“NOT THERE YET”: Top official says The Bahamas doesn’t need gas price cap like Barbados

“NOT THERE YET”: Top official says The Bahamas doesn’t need gas price cap like Barbados
Vasco Bastian

NASSAU, BAHAMAS — The vice-president of the Bahamas Petroleum Retailers Association yesterday hailed the Barbados government for capping the price of gas and diesel for consumers but said the price of fuel in The Bahamas has never been high enough to warrant such measures.

Vasco Bastian spoke to Eyewitness News after Barbados Prime Minister Mia Mottley announced during a national address yesterday that starting Friday the price of gas and diesel at the pump will be capped at $4.48 and $4.03 per liter respectively.
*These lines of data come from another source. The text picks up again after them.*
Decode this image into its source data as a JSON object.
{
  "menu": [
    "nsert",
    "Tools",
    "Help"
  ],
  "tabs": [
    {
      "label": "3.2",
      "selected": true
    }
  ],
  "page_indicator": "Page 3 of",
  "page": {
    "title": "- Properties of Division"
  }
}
Her announcement, which follows her government’s capping of value-added tax on fuel earlier this year, comes as the Davis administration nears a policy move of its own to counter soaring gas prices in The Bahamas this year even as the price has begun to decline. Prime Minister Philip Davis has said the government will reduce VAT on fuel.
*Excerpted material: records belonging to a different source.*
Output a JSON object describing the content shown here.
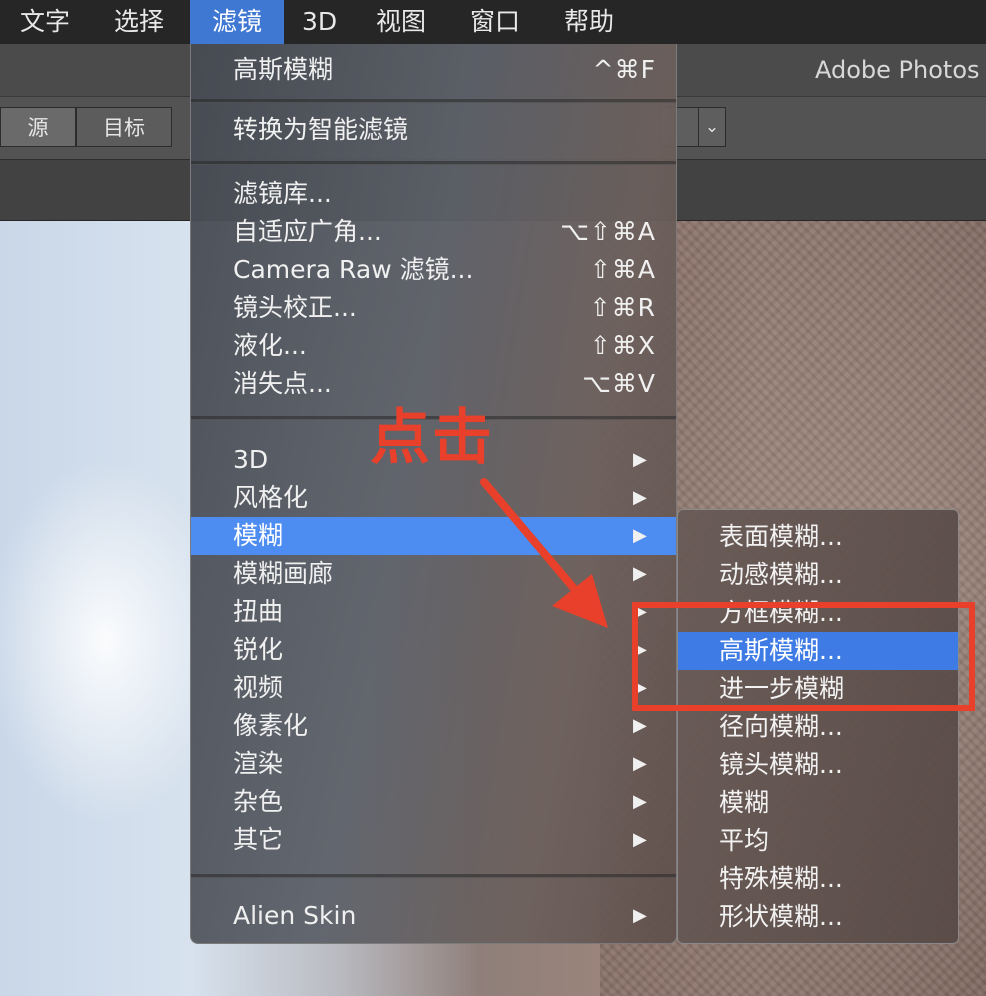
{
  "menubar": {
    "items": [
      {
        "label": "文字"
      },
      {
        "label": "选择"
      },
      {
        "label": "滤镜",
        "active": true
      },
      {
        "label": "3D"
      },
      {
        "label": "视图"
      },
      {
        "label": "窗口"
      },
      {
        "label": "帮助"
      }
    ]
  },
  "app": {
    "title": "Adobe Photos"
  },
  "options": {
    "source_label": "源",
    "target_label": "目标",
    "dropdown_icon": "chevron-down-icon"
  },
  "filter_menu": {
    "last_filter": {
      "label": "高斯模糊",
      "shortcut": "^⌘F"
    },
    "convert_smart": {
      "label": "转换为智能滤镜"
    },
    "filter_gallery": {
      "label": "滤镜库..."
    },
    "adaptive_wide": {
      "label": "自适应广角...",
      "shortcut": "⌥⇧⌘A"
    },
    "camera_raw": {
      "label": "Camera Raw 滤镜...",
      "shortcut": "⇧⌘A"
    },
    "lens_correction": {
      "label": "镜头校正...",
      "shortcut": "⇧⌘R"
    },
    "liquify": {
      "label": "液化...",
      "shortcut": "⇧⌘X"
    },
    "vanishing_point": {
      "label": "消失点...",
      "shortcut": "⌥⌘V"
    },
    "submenus": [
      {
        "label": "3D"
      },
      {
        "label": "风格化"
      },
      {
        "label": "模糊",
        "highlighted": true
      },
      {
        "label": "模糊画廊"
      },
      {
        "label": "扭曲"
      },
      {
        "label": "锐化"
      },
      {
        "label": "视频"
      },
      {
        "label": "像素化"
      },
      {
        "label": "渲染"
      },
      {
        "label": "杂色"
      },
      {
        "label": "其它"
      }
    ],
    "alien_skin": {
      "label": "Alien Skin"
    },
    "arrow_glyph": "▶"
  },
  "blur_submenu": {
    "items": [
      {
        "label": "表面模糊..."
      },
      {
        "label": "动感模糊..."
      },
      {
        "label": "方框模糊..."
      },
      {
        "label": "高斯模糊...",
        "highlighted": true
      },
      {
        "label": "进一步模糊"
      },
      {
        "label": "径向模糊..."
      },
      {
        "label": "镜头模糊..."
      },
      {
        "label": "模糊"
      },
      {
        "label": "平均"
      },
      {
        "label": "特殊模糊..."
      },
      {
        "label": "形状模糊..."
      }
    ]
  },
  "annotation": {
    "text": "点击",
    "color": "#e8402a"
  },
  "colors": {
    "highlight": "#4d8cf0",
    "submenu_highlight": "#3f7be4",
    "menubar_active": "#3f78d2"
  }
}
Mottley said the capping of gas prices at the pump will provide predictability and stability for consumers amid volatile prices.
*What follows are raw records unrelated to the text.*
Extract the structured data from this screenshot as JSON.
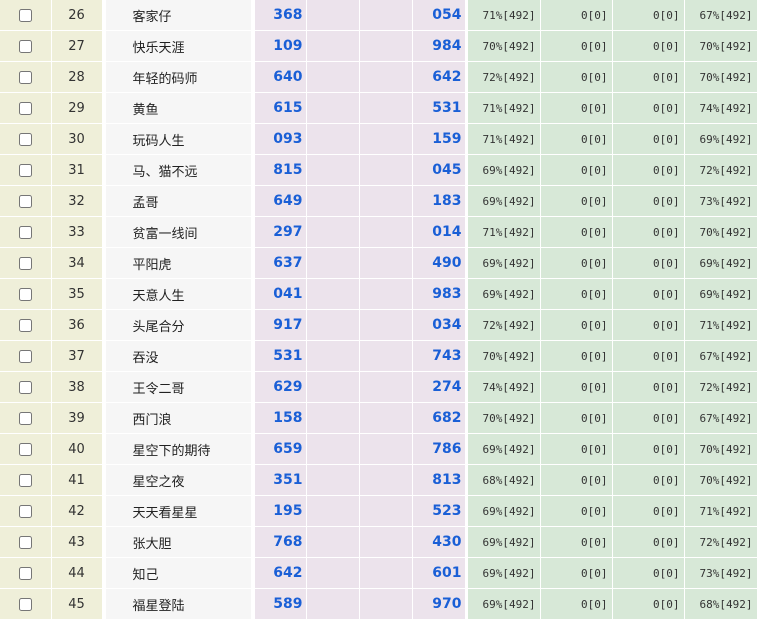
{
  "rows": [
    {
      "no": "26",
      "name": "客家仔",
      "a": "368",
      "b": "054",
      "p1": "71%[492]",
      "p2": "0[0]",
      "p3": "0[0]",
      "p4": "67%[492]"
    },
    {
      "no": "27",
      "name": "快乐天涯",
      "a": "109",
      "b": "984",
      "p1": "70%[492]",
      "p2": "0[0]",
      "p3": "0[0]",
      "p4": "70%[492]"
    },
    {
      "no": "28",
      "name": "年轻的码师",
      "a": "640",
      "b": "642",
      "p1": "72%[492]",
      "p2": "0[0]",
      "p3": "0[0]",
      "p4": "70%[492]"
    },
    {
      "no": "29",
      "name": "黄鱼",
      "a": "615",
      "b": "531",
      "p1": "71%[492]",
      "p2": "0[0]",
      "p3": "0[0]",
      "p4": "74%[492]"
    },
    {
      "no": "30",
      "name": "玩码人生",
      "a": "093",
      "b": "159",
      "p1": "71%[492]",
      "p2": "0[0]",
      "p3": "0[0]",
      "p4": "69%[492]"
    },
    {
      "no": "31",
      "name": "马、猫不远",
      "a": "815",
      "b": "045",
      "p1": "69%[492]",
      "p2": "0[0]",
      "p3": "0[0]",
      "p4": "72%[492]"
    },
    {
      "no": "32",
      "name": "孟哥",
      "a": "649",
      "b": "183",
      "p1": "69%[492]",
      "p2": "0[0]",
      "p3": "0[0]",
      "p4": "73%[492]"
    },
    {
      "no": "33",
      "name": "贫富一线间",
      "a": "297",
      "b": "014",
      "p1": "71%[492]",
      "p2": "0[0]",
      "p3": "0[0]",
      "p4": "70%[492]"
    },
    {
      "no": "34",
      "name": "平阳虎",
      "a": "637",
      "b": "490",
      "p1": "69%[492]",
      "p2": "0[0]",
      "p3": "0[0]",
      "p4": "69%[492]"
    },
    {
      "no": "35",
      "name": "天意人生",
      "a": "041",
      "b": "983",
      "p1": "69%[492]",
      "p2": "0[0]",
      "p3": "0[0]",
      "p4": "69%[492]"
    },
    {
      "no": "36",
      "name": "头尾合分",
      "a": "917",
      "b": "034",
      "p1": "72%[492]",
      "p2": "0[0]",
      "p3": "0[0]",
      "p4": "71%[492]"
    },
    {
      "no": "37",
      "name": "吞没",
      "a": "531",
      "b": "743",
      "p1": "70%[492]",
      "p2": "0[0]",
      "p3": "0[0]",
      "p4": "67%[492]"
    },
    {
      "no": "38",
      "name": "王令二哥",
      "a": "629",
      "b": "274",
      "p1": "74%[492]",
      "p2": "0[0]",
      "p3": "0[0]",
      "p4": "72%[492]"
    },
    {
      "no": "39",
      "name": "西门浪",
      "a": "158",
      "b": "682",
      "p1": "70%[492]",
      "p2": "0[0]",
      "p3": "0[0]",
      "p4": "67%[492]"
    },
    {
      "no": "40",
      "name": "星空下的期待",
      "a": "659",
      "b": "786",
      "p1": "69%[492]",
      "p2": "0[0]",
      "p3": "0[0]",
      "p4": "70%[492]"
    },
    {
      "no": "41",
      "name": "星空之夜",
      "a": "351",
      "b": "813",
      "p1": "68%[492]",
      "p2": "0[0]",
      "p3": "0[0]",
      "p4": "70%[492]"
    },
    {
      "no": "42",
      "name": "天天看星星",
      "a": "195",
      "b": "523",
      "p1": "69%[492]",
      "p2": "0[0]",
      "p3": "0[0]",
      "p4": "71%[492]"
    },
    {
      "no": "43",
      "name": "张大胆",
      "a": "768",
      "b": "430",
      "p1": "69%[492]",
      "p2": "0[0]",
      "p3": "0[0]",
      "p4": "72%[492]"
    },
    {
      "no": "44",
      "name": "知己",
      "a": "642",
      "b": "601",
      "p1": "69%[492]",
      "p2": "0[0]",
      "p3": "0[0]",
      "p4": "73%[492]"
    },
    {
      "no": "45",
      "name": "福星登陆",
      "a": "589",
      "b": "970",
      "p1": "69%[492]",
      "p2": "0[0]",
      "p3": "0[0]",
      "p4": "68%[492]"
    }
  ]
}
Asked about this, Bastian said yesterday: “You see how expensive fuel is in Barbados? When you do the conversion and all that, they do their calculations in liters compared to us, we do ours in gallons. Theirs converts to $9 so I guess that’s the reason right there why she enacted whatever she enacted.

“I don’t know Barbados to be an oil-producing country, so even getting the product to them, the cost is even more than it is for us so what she did is just to try and ease the burden on the people of her country.”

Bastian noted even during the recent period of high gas prices, the price has never been as high as Barbados’ price.

“Barbados is expensive. Barbados is near South America. The cost of getting fuel to them, and I don’t think they are a part of the Petrocaribe deal and I don’t know if they buy their fuel from South America or the United States.

“A lot of that is probably freight and all kind of logistical stuff,” he said.

“The highest I think it ever went in Nassau was at $7.39 the other day.

“Prime Minister Davis just announced last week that they will be reducing the VAT on fuel. The fact that they will reduce the VAT on fuel, that will have a significant impact on the price at the pump because now the cost of that decreases and they’ll be getting less money from fuel. And then we all know that on the world scene, the cost of a barrel of crude oil is declining.“

Bastian said any government that adjusts its tax structure or takes significant measures to reduce the burden deserves credit.

For his part, financial expert Gowon Bowe said the Barbados move should never be an option for The Bahamas because of the fiscal ramifications.

“I come from the very basic premise that when we talk about government subvention we recognize that comes at a cost, meaning the government doesn’t have a money tree that it shakes and says if I decide to give money back to you I am able to get something printed. And it’s not being dismissive, it’s highlighting the stark reality that when we have debt that is 100 percent of GDP, when we have deficits of significant levels, any additional subvention, whether that is foregoing revenue or providing monetary assistance, comes at a cost for the future,”  he said.